Once film negatives are developed and scanned, here are some things to lookout for:
ISSUE: Underexposure or overexposure: If the images appear too dark or too bright overall, it indicates an exposure problem. Underexposure results in loss of detail in shadow areas, while overexposure leads to loss of detail in highlights and can appear very washed out with extreme overexposure.
FIX: Make sure your internal light meter is working and you’ve rated your film properly.
ISSUE: Poor focus or softness: If the images appear out of focus or lacking sharpness, it suggests a focus issue. It could be a result of missed focus during shooting or camera shake. Additionally, low-quality lenses or incorrect lens adjustments can contribute to softness in the images.
FIX: If the softness is consistent frame to frame, you can likely eliminate camera shake unless all the photos were taken in a dark environment. Poor focus could be an issue with your camera’s autofocus system (if it has one) or an issue with the lens. Focus issues or softness can be difficult to test because it usually requires multiple test rolls to diagnose the issue. Shooting in a variety of environments can help pin down what’s causing the problem.
ISSUE: Film scratches or damage: Scratches or physical damage on the film negatives can occur during handling, loading, or processing. These scratches may appear as lines or marks on the images, affecting their overall quality. Proper care should be taken to prevent any damage to the film during the entire process.
FIX: Here at the lab we are diligent and very careful when handling your negatives. Because of our care, when scratched negatives do occur we almost always find the issue to be dust particles in the film chamber or the felt on the film cartridge getting dirty. Take a look at: How To Clean Your 35MM Camera.
ISSUE: Film fogging: Film fogging refers to an overall haze or fog on the images, reducing contrast and affecting the overall quality. It can occur due to light leaks in the camera, improper film handling, or exposure to light during development.

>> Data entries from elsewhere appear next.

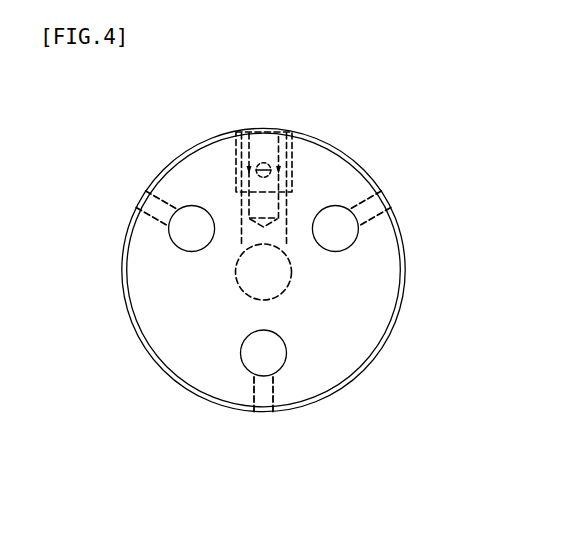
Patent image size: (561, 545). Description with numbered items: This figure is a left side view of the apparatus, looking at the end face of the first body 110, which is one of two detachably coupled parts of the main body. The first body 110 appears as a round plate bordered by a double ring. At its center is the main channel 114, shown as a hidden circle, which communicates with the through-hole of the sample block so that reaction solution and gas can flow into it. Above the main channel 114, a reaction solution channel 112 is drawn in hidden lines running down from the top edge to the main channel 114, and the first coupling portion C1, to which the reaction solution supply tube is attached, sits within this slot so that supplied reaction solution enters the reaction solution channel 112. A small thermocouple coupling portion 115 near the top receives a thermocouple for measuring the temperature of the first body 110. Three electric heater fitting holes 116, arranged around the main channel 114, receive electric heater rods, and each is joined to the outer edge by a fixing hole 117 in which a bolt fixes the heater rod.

The first body 110 is at (348, 160).
The reaction solution channel 112 is at (240, 217).
The main channel 114 is at (240, 288).
The thermocouple coupling portion 115 is at (264, 143).
The electric heater fitting holes 116 is at (179, 247).
The fixing holes 117 is at (155, 222).
The first coupling portion C1 is at (247, 172).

FIX: Ensuring proper light seals on the camera and handling the film in low-light conditions, can help minimize film fogging.
ISSUE: Color shifts or color casts: Color negatives may exhibit color shifts or casts if the film was exposed to incorrect white balance conditions or if there were issues during the development process. Color shifts can result in inaccurate color reproduction or unnatural color casts in the images. Another possible variable is the age of film or how it’s been stored. Old expired film, if not properly kept can exhibit color shifts as well as fading and graininess. Some people find charm in the look of expired film.
FIX: Use fresh film. If your film is daylight balanced avoid areas with warm light and vice versa.
It's important to note that some of these issues can be corrected or minimized during the scanning and post-processing stage. Additionally, shooting with care, proper film handling, and working in a controlled and clean environment can help reduce the chances of encountering these issues with film negatives.